余命宣告をされた僕の目の前に悪魔が現れる。悪魔は僕に告げる。

「君は明日死ぬ。君の死を1日延ばす代わりに世界からひとつ消滅させる。」

悪魔によって1日1日生き延びながら大切なものの存在が消えてゆく。

 

丁寧なつくり・構成に佐藤健の演技が加わった力作。

しっとりとゆるやかな話の流れで、綿で首を絞められているかのようにジワジワと追い込んでくる。

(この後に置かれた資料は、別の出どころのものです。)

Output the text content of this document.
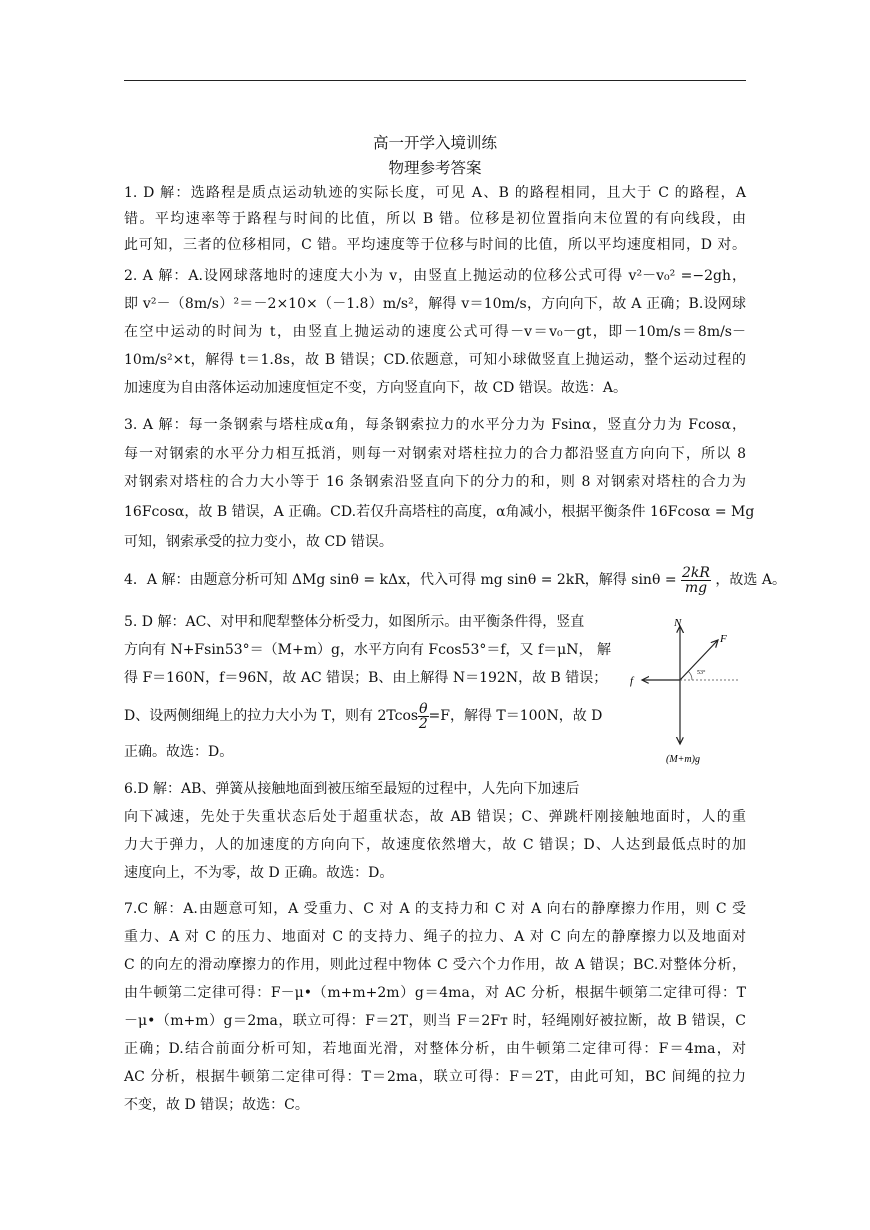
高一开学入境训练
物理参考答案
1. D 解：选路程是质点运动轨迹的实际长度，可见 A、B 的路程相同，且大于 C 的路程，A
错。平均速率等于路程与时间的比值，所以 B 错。位移是初位置指向末位置的有向线段，由
此可知，三者的位移相同，C 错。平均速度等于位移与时间的比值，所以平均速度相同，D 对。
2. A 解：A.设网球落地时的速度大小为 v，由竖直上抛运动的位移公式可得 v²－v₀² =−2gh，
即 v²－（8m/s）²＝－2×10×（－1.8）m/s²，解得 v＝10m/s，方向向下，故 A 正确；B.设网球
在空中运动的时间为 t，由竖直上抛运动的速度公式可得－v＝v₀－gt，即－10m/s＝8m/s－
10m/s²×t，解得 t＝1.8s，故 B 错误；CD.依题意，可知小球做竖直上抛运动，整个运动过程的
加速度为自由落体运动加速度恒定不变，方向竖直向下，故 CD 错误。故选：A。
3. A 解：每一条钢索与塔柱成α角，每条钢索拉力的水平分力为 Fsinα，竖直分力为 Fcosα，
每一对钢索的水平分力相互抵消，则每一对钢索对塔柱拉力的合力都沿竖直方向向下，所以 8
对钢索对塔柱的合力大小等于 16 条钢索沿竖直向下的分力的和，则 8 对钢索对塔柱的合力为
16Fcosα，故 B 错误，A 正确。CD.若仅升高塔柱的高度，α角减小，根据平衡条件 16Fcosα = Mg
可知，钢索承受的拉力变小，故 CD 错误。
4．A 解：由题意分析可知 ΔMg sinθ = kΔx，代入可得 mg sinθ = 2kR，解得 $\sin\theta = \frac{2kR}{mg}$ ，故选 A。
5. D 解：AC、对甲和爬犁整体分析受力，如图所示。由平衡条件得，竖直
方向有 N+Fsin53°＝（M+m）g，水平方向有 Fcos53°＝f，又 f＝μN， 解
得 F＝160N，f＝96N，故 AC 错误；B、由上解得 N＝192N，故 B 错误；
D、设两侧细绳上的拉力大小为 T，则有 $2Tcos \frac{\theta}{2} =F$，解得 T＝100N，故 D
正确。故选：D。
N
F
f
53°
(M+m)g
6.D 解：AB、弹簧从接触地面到被压缩至最短的过程中，人先向下加速后
向下减速，先处于失重状态后处于超重状态，故 AB 错误；C、弹跳杆刚接触地面时，人的重
力大于弹力，人的加速度的方向向下，故速度依然增大，故 C 错误；D、人达到最低点时的加
速度向上，不为零，故 D 正确。故选：D。
7.C 解：A.由题意可知，A 受重力、C 对 A 的支持力和 C 对 A 向右的静摩擦力作用，则 C 受
重力、A 对 C 的压力、地面对 C 的支持力、绳子的拉力、A 对 C 向左的静摩擦力以及地面对
C 的向左的滑动摩擦力的作用，则此过程中物体 C 受六个力作用，故 A 错误；BC.对整体分析，
由牛顿第二定律可得：F－μ•（m+m+2m）g＝4ma，对 AC 分析，根据牛顿第二定律可得：T
－μ•（m+m）g＝2ma，联立可得：F＝2T，则当 F＝2Fᴛ 时，轻绳刚好被拉断，故 B 错误，C
正确；D.结合前面分析可知，若地面光滑，对整体分析，由牛顿第二定律可得：F＝4ma，对
AC 分析，根据牛顿第二定律可得：T＝2ma，联立可得：F＝2T，由此可知，BC 间绳的拉力
不变，故 D 错误；故选：C。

さらっと観るつもりだったのに、思わず見入ってしまった。

 

 

 

悪魔の提案で次々と世界から何かが消え去っていく。「電話」「映画」「時計」。。

「そんなもの無くなっても困らない」「生き延びることが大事」

迷いながらも自分の命の代償として大切なものを差し出す。

 

 

世界から電話がなくなった。

 

間違い電話をきっかけに仲良くなった彼女。電話のない世界では二人が出会うことがない。

次の瞬間、彼女は僕の存在を知らなかった。

 

 

 

 

世界から映画がなくなった。

 

映画を通じて仲良くなった親友。世界から映画が消えたとき、親友との関係はなかったこととなった。

 

 

 

 

大事なものを差し出して生きながらえた。

消しているのは実は電話でも映画でもなく、「記憶」あるいは「思い出」なんだ。

 

同じく佐藤健が主演で『仮面ライダー電王』がある。

電王では「人の記憶こそが時間」という。過去で歴史が改変されても現代まで覚えててくれる人がいれば歴史は適切に修復される。

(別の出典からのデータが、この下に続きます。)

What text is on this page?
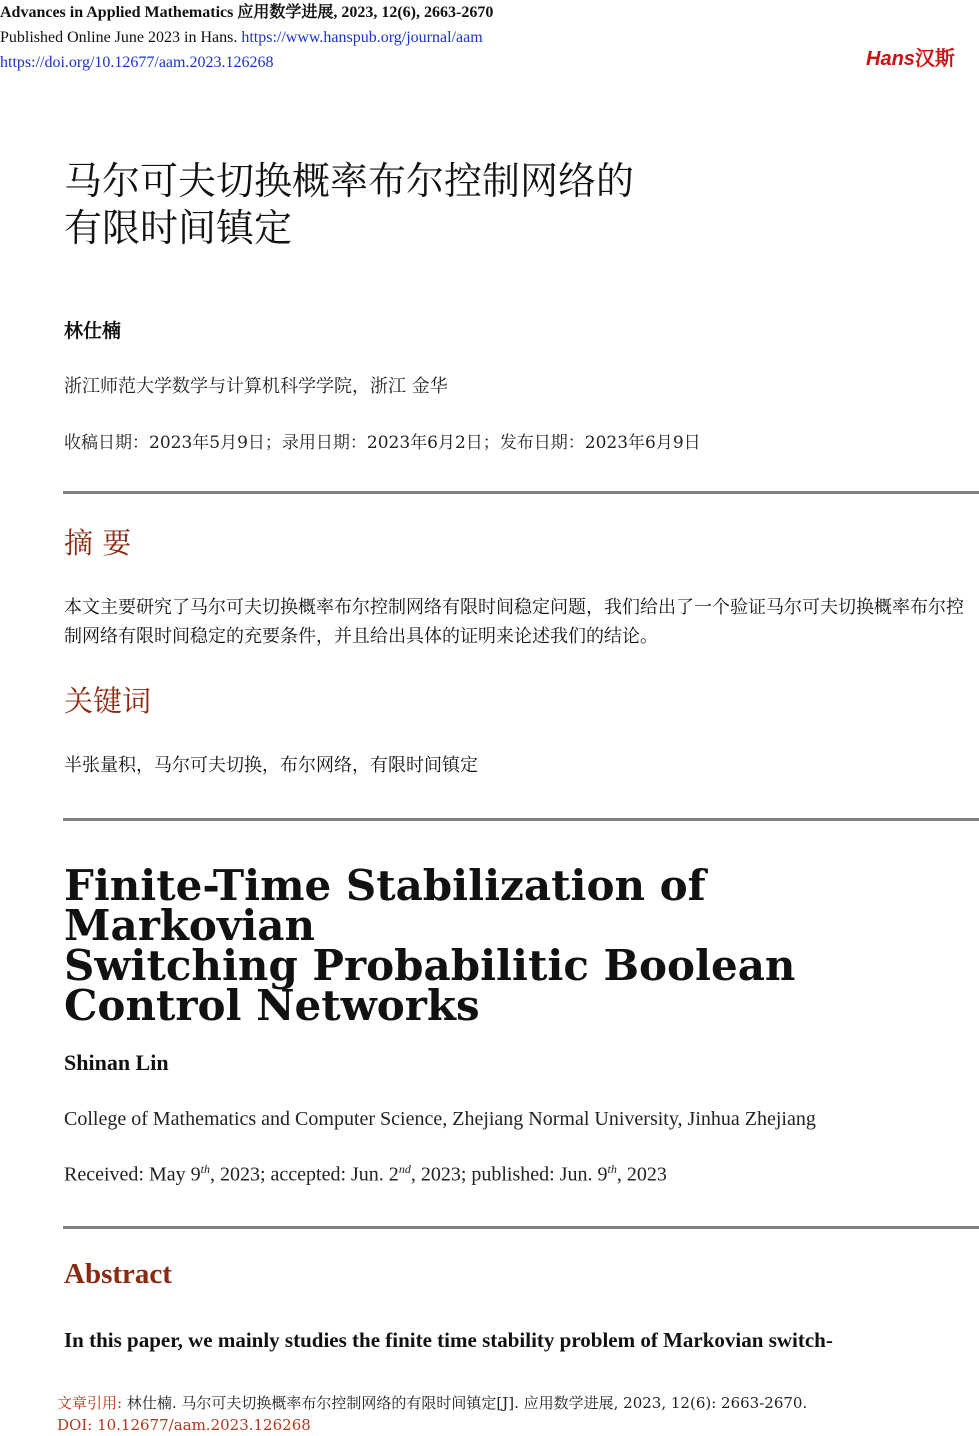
Advances in Applied Mathematics 应用数学进展, 2023, 12(6), 2663-2670
Published Online June 2023 in Hans. https://www.hanspub.org/journal/aam
https://doi.org/10.12677/aam.2023.126268	Hans汉斯
马尔可夫切换概率布尔控制网络的
有限时间镇定
林仕楠
浙江师范大学数学与计算机科学学院，浙江 金华
收稿日期：2023年5月9日；录用日期：2023年6月2日；发布日期：2023年6月9日
摘 要
本文主要研究了马尔可夫切换概率布尔控制网络有限时间稳定问题，我们给出了一个验证马尔可夫切换概率布尔控制网络有限时间稳定的充要条件，并且给出具体的证明来论述我们的结论。
关键词
半张量积，马尔可夫切换，布尔网络，有限时间镇定
Finite-Time Stabilization of Markovian
Switching Probabilitic Boolean
Control Networks
Shinan Lin
College of Mathematics and Computer Science, Zhejiang Normal University, Jinhua Zhejiang
Received: May 9th, 2023; accepted: Jun. 2nd, 2023; published: Jun. 9th, 2023
Abstract
In this paper, we mainly studies the finite time stability problem of Markovian switch-
文章引用: 林仕楠. 马尔可夫切换概率布尔控制网络的有限时间镇定[J]. 应用数学进展, 2023, 12(6): 2663-2670.
DOI: 10.12677/aam.2023.126268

さらに「覚えている人がいれば修復される」ことの裏返しとして

「誰も覚えている人がいなければ世界から消滅したままになる」という。

 

「世界から猫〜」では現代で存在が消滅してしまうわけだ。現代にその存在を覚えている人がいない。すると、現代に至るまでの道筋もすべてなかったことになった。結果としてみんなとの記憶・思い出が消えてしまう。

まさにこれも「記憶」の積み重ねが時間となっているという解釈と合致する。

 

ちなみに電王では歴史改変の影響を受けない「特異点」という設定がある。特異点の人間が記憶を維持していても時間は修復されない。そういう意味では「世界から猫〜」で存在を消したという事実を覚えている佐藤健特異点ともいえそうだ。

 

 

大事な人に忘れられる。その辛さは仮面ライダーゼロノスに通じるものがある。

彼は変身するたびに世界から忘れられていく孤独のヒーローである。

「世界から猫〜」も自分の存在を維持するために大事な人から忘れられていく描写を丁寧に描いていた。関係性の深さや消滅するモノがいかに大事だったのか、思い出を回想し現代で話をし、奪い消滅させる。なかなかやり口がエグい。

でも、今の自分を形成してきたのは紛れもなく過去だ。その過去を奪われてまで生きていく自分は一体何なんだろう。主人公も結局、そこに行き着く。

だから最後に消滅させるモノだけは自分の意思で選び取った。

 

 

悪い登場人物は出てこない。穏やかな日常。過去も今も。そしてこれからもこんな穏やかさが続くものだと思っていた。

死を目の前にして何気ない日常が切なくなる。生きるってどういうことなのか。

考えることができる。まさにそんな映画だった。